Ms. Silverstein endured treatment for repeated infections, multiple rounds of skin cancer and a variety of other conditions relating to a weakened immune system, her husband said. The couple found themselves settling in for interminable waits in New York City hospital emergency rooms to deal with one complication or another on a monthly basis.
To check for signs of rejection, she had to undergo frequent heart biopsies in which doctors “run a catheter down through your blood vessels and pluck pieces of your heart out,” Mr. Silverstein said. “She had over 90 of them.”

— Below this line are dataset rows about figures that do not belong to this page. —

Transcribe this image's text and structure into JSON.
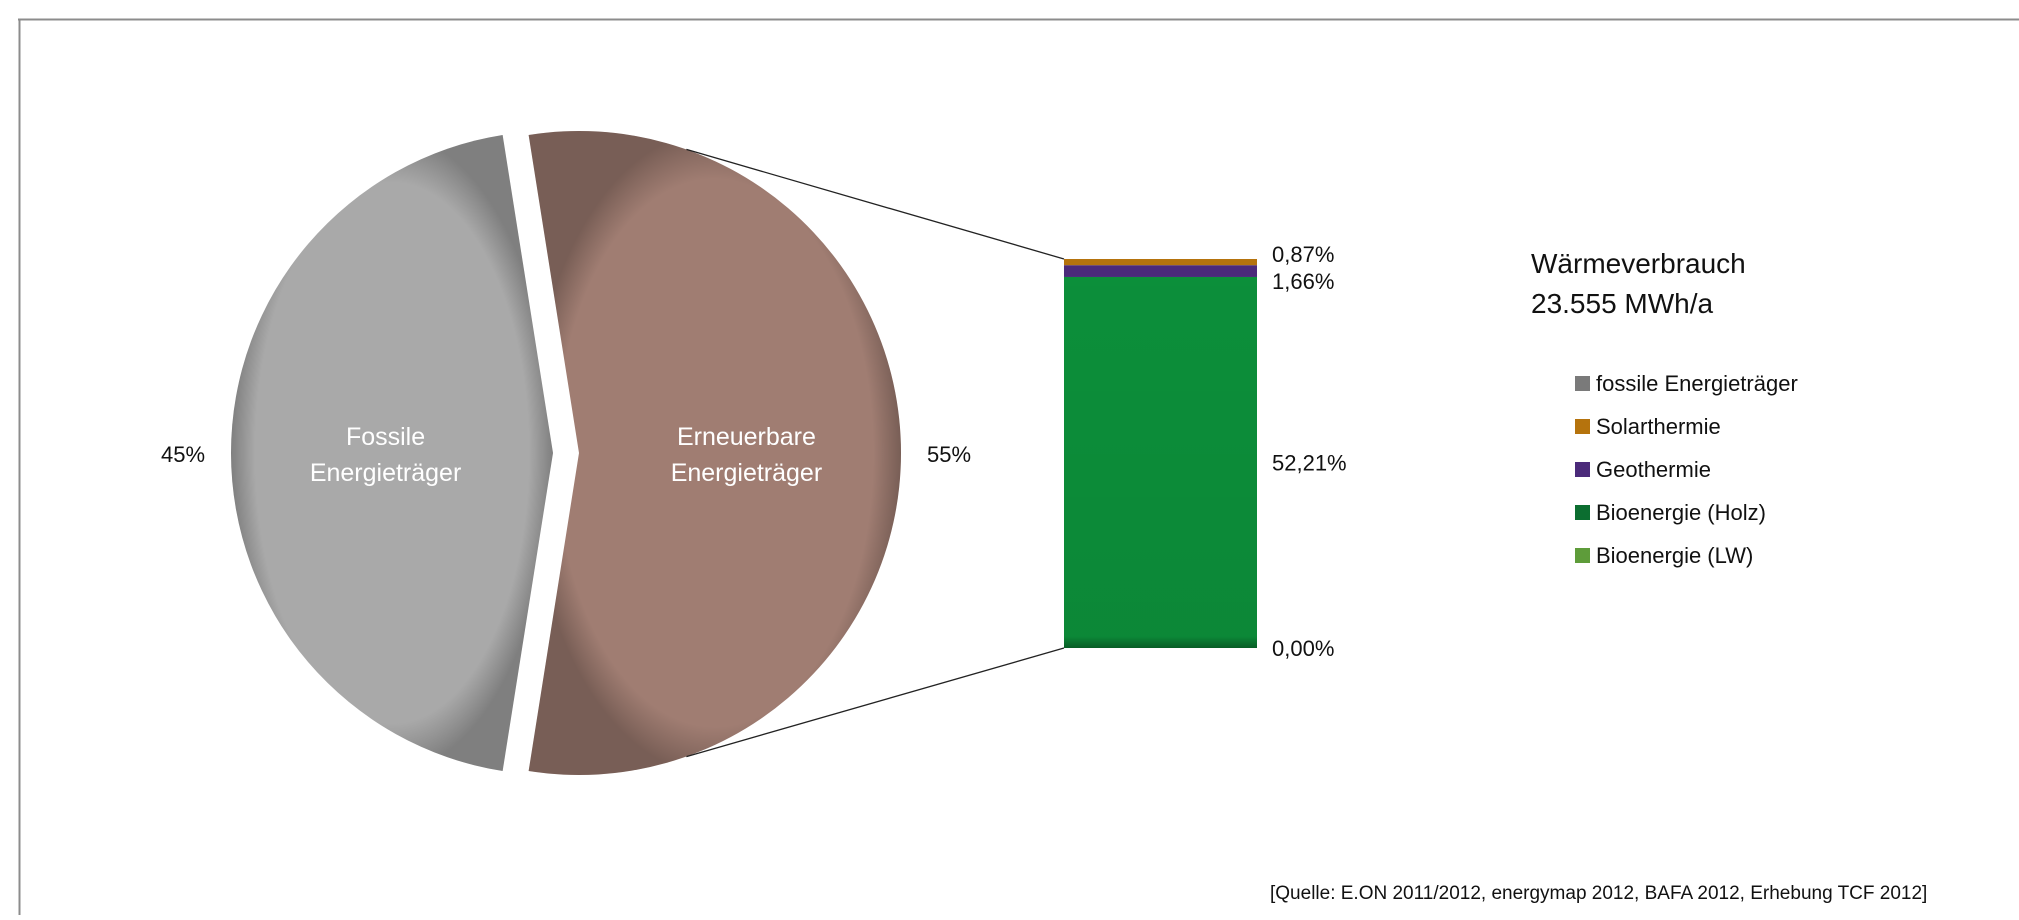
{
  "chart_data": {
    "type": "pie",
    "title": "Wärmeverbrauch",
    "subtitle": "23.555 MWh/a",
    "pie": {
      "slices": [
        {
          "label_line1": "Fossile",
          "label_line2": "Energieträger",
          "value": 45,
          "value_label": "45%",
          "color": "#a9a9a9"
        },
        {
          "label_line1": "Erneuerbare",
          "label_line2": "Energieträger",
          "value": 55,
          "value_label": "55%",
          "color": "#a07d72"
        }
      ]
    },
    "bar_of_pie": {
      "segments": [
        {
          "name": "Bioenergie (LW)",
          "value": 0.0,
          "value_label": "0,00%",
          "color": "#5e9c3a"
        },
        {
          "name": "Bioenergie (Holz)",
          "value": 52.21,
          "value_label": "52,21%",
          "color": "#0c8f3a"
        },
        {
          "name": "Geothermie",
          "value": 1.66,
          "value_label": "1,66%",
          "color": "#4b2a7a"
        },
        {
          "name": "Solarthermie",
          "value": 0.87,
          "value_label": "0,87%",
          "color": "#b5730d"
        }
      ]
    },
    "legend": {
      "position": "right",
      "items": [
        {
          "label": "fossile Energieträger",
          "color": "#7a7a7a"
        },
        {
          "label": "Solarthermie",
          "color": "#b5730d"
        },
        {
          "label": "Geothermie",
          "color": "#4b2a7a"
        },
        {
          "label": "Bioenergie (Holz)",
          "color": "#0c6e30"
        },
        {
          "label": "Bioenergie (LW)",
          "color": "#5e9c3a"
        }
      ]
    },
    "source": "[Quelle: E.ON 2011/2012,  energymap 2012,  BAFA 2012, Erhebung TCF 2012]"
  }
}
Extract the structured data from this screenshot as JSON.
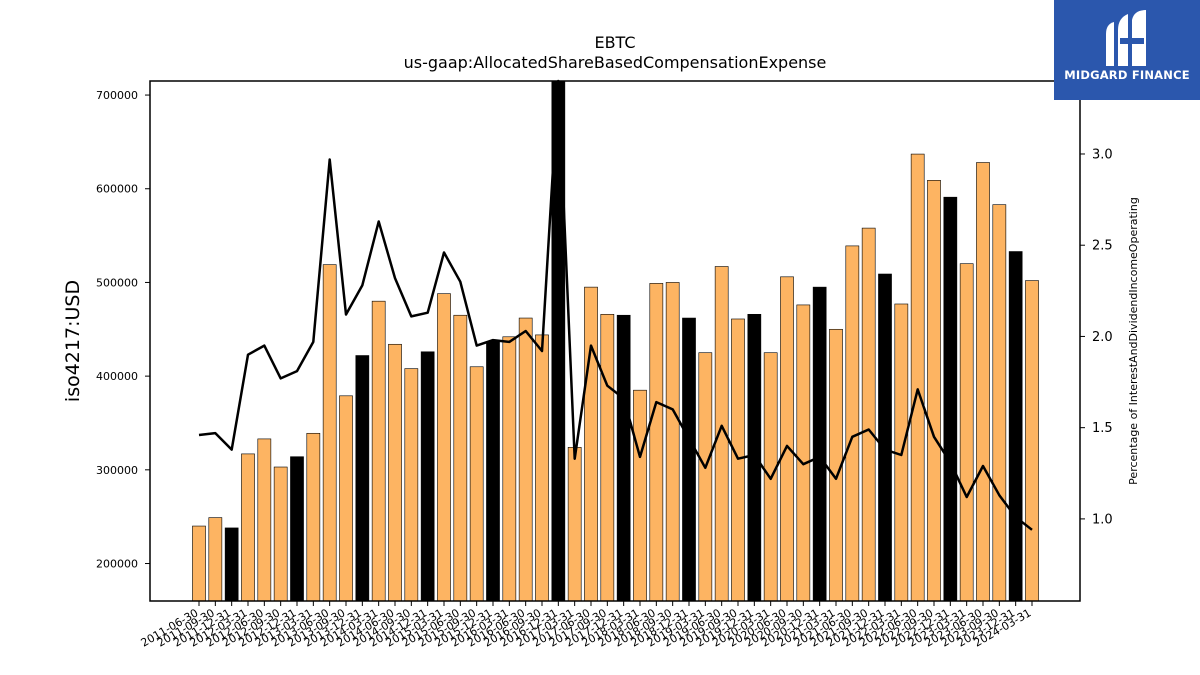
{
  "logo": {
    "text": "MIDGARD FINANCE"
  },
  "chart_data": {
    "type": "bar",
    "title": "EBTC",
    "subtitle": "us-gaap:AllocatedShareBasedCompensationExpense",
    "ylabel": "iso4217:USD",
    "y2label": "Percentage of InterestAndDividendIncomeOperating",
    "ylim": [
      160000,
      715000
    ],
    "y2lim": [
      0.55,
      3.4
    ],
    "yticks": [
      200000,
      300000,
      400000,
      500000,
      600000,
      700000
    ],
    "yticklabels": [
      "200000",
      "300000",
      "400000",
      "500000",
      "600000",
      "700000"
    ],
    "y2ticks": [
      1.0,
      1.5,
      2.0,
      2.5,
      3.0
    ],
    "y2ticklabels": [
      "1.0",
      "1.5",
      "2.0",
      "2.5",
      "3.0"
    ],
    "categories": [
      "2011-06-30",
      "2011-09-30",
      "2011-12-31",
      "2012-03-31",
      "2012-06-30",
      "2012-09-30",
      "2012-12-31",
      "2013-03-31",
      "2013-06-30",
      "2013-09-30",
      "2013-12-31",
      "2014-03-31",
      "2014-06-30",
      "2014-09-30",
      "2014-12-31",
      "2015-03-31",
      "2015-06-30",
      "2015-09-30",
      "2015-12-31",
      "2016-03-31",
      "2016-06-30",
      "2016-09-30",
      "2016-12-31",
      "2017-03-31",
      "2017-06-30",
      "2017-09-30",
      "2017-12-31",
      "2018-03-31",
      "2018-06-30",
      "2018-09-30",
      "2018-12-31",
      "2019-03-31",
      "2019-06-30",
      "2019-09-30",
      "2019-12-31",
      "2020-03-31",
      "2020-06-30",
      "2020-09-30",
      "2020-12-31",
      "2021-03-31",
      "2021-06-30",
      "2021-09-30",
      "2021-12-31",
      "2022-03-31",
      "2022-06-30",
      "2022-09-30",
      "2022-12-31",
      "2023-03-31",
      "2023-06-30",
      "2023-09-30",
      "2023-12-31",
      "2024-03-31"
    ],
    "series": [
      {
        "type": "bar",
        "axis": "left",
        "values": [
          240000,
          249000,
          238000,
          317000,
          333000,
          303000,
          314000,
          339000,
          519000,
          379000,
          422000,
          480000,
          434000,
          408000,
          426000,
          488000,
          465000,
          410000,
          437000,
          442000,
          462000,
          444000,
          717000,
          324000,
          495000,
          466000,
          465000,
          385000,
          499000,
          500000,
          462000,
          425000,
          517000,
          461000,
          466000,
          425000,
          506000,
          476000,
          495000,
          450000,
          539000,
          558000,
          509000,
          477000,
          637000,
          609000,
          591000,
          520000,
          628000,
          583000,
          533000,
          502000
        ],
        "bar_colors": [
          "#fdb462",
          "#fdb462",
          "#000000",
          "#fdb462",
          "#fdb462",
          "#fdb462",
          "#000000",
          "#fdb462",
          "#fdb462",
          "#fdb462",
          "#000000",
          "#fdb462",
          "#fdb462",
          "#fdb462",
          "#000000",
          "#fdb462",
          "#fdb462",
          "#fdb462",
          "#000000",
          "#fdb462",
          "#fdb462",
          "#fdb462",
          "#000000",
          "#fdb462",
          "#fdb462",
          "#fdb462",
          "#000000",
          "#fdb462",
          "#fdb462",
          "#fdb462",
          "#000000",
          "#fdb462",
          "#fdb462",
          "#fdb462",
          "#000000",
          "#fdb462",
          "#fdb462",
          "#fdb462",
          "#000000",
          "#fdb462",
          "#fdb462",
          "#fdb462",
          "#000000",
          "#fdb462",
          "#fdb462",
          "#fdb462",
          "#000000",
          "#fdb462",
          "#fdb462",
          "#fdb462",
          "#000000",
          "#fdb462"
        ]
      },
      {
        "type": "line",
        "axis": "right",
        "color": "#000000",
        "values": [
          1.46,
          1.47,
          1.38,
          1.9,
          1.95,
          1.77,
          1.81,
          1.97,
          2.97,
          2.12,
          2.28,
          2.63,
          2.32,
          2.11,
          2.13,
          2.46,
          2.3,
          1.95,
          1.98,
          1.97,
          2.03,
          1.92,
          3.4,
          1.33,
          1.95,
          1.73,
          1.66,
          1.34,
          1.64,
          1.6,
          1.44,
          1.28,
          1.51,
          1.33,
          1.35,
          1.22,
          1.4,
          1.3,
          1.34,
          1.22,
          1.45,
          1.49,
          1.38,
          1.35,
          1.71,
          1.45,
          1.31,
          1.12,
          1.29,
          1.13,
          1.01,
          0.94
        ]
      }
    ],
    "grid": false
  }
}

After “Sick Girl” was published, Ms. Silverstein received reams of fan letters from other transplant recipients, hailing her for her courage in bringing to light the odd mix of joy and misery that can accompany life with a new organ — what she called the “gratitude paradox.”
She also attracted hate mail as a vocal critic of the health care industry. “Organ transplantation is mired in stagnant science and antiquated, imprecise medicine that fails patients and organ donors,” she wrote in her recent Times essay, adding that the daily use of transplant drugs over years or decades can cause a host of other life-threatening conditions, including diabetes, uncontrollable high blood pressure, kidney damage and cancer.
Despite that destabilizing regimen, Ms. Silverstein maintained a vigorous life, returning to finish law school after her first transplant, then practicing briefly before abandoning the profession to raise a son, Casey, and, eventually, to write.
Amid a life of careful regimentation, including regular and intense exercise and adherence to a strict diet, avoiding even the smallest pat of butter or sip of alcohol, she took up the guitar and songwriting. Once, in the late 1990s, she appeared as a solo act at the Bottom Line nightclub in Greenwich Village.
In addition to her husband, Ms. Silverstein is survived by her son as well as her father and stepmother, Beverly Shorin. Her sister Jodie Hirsch died in 2020.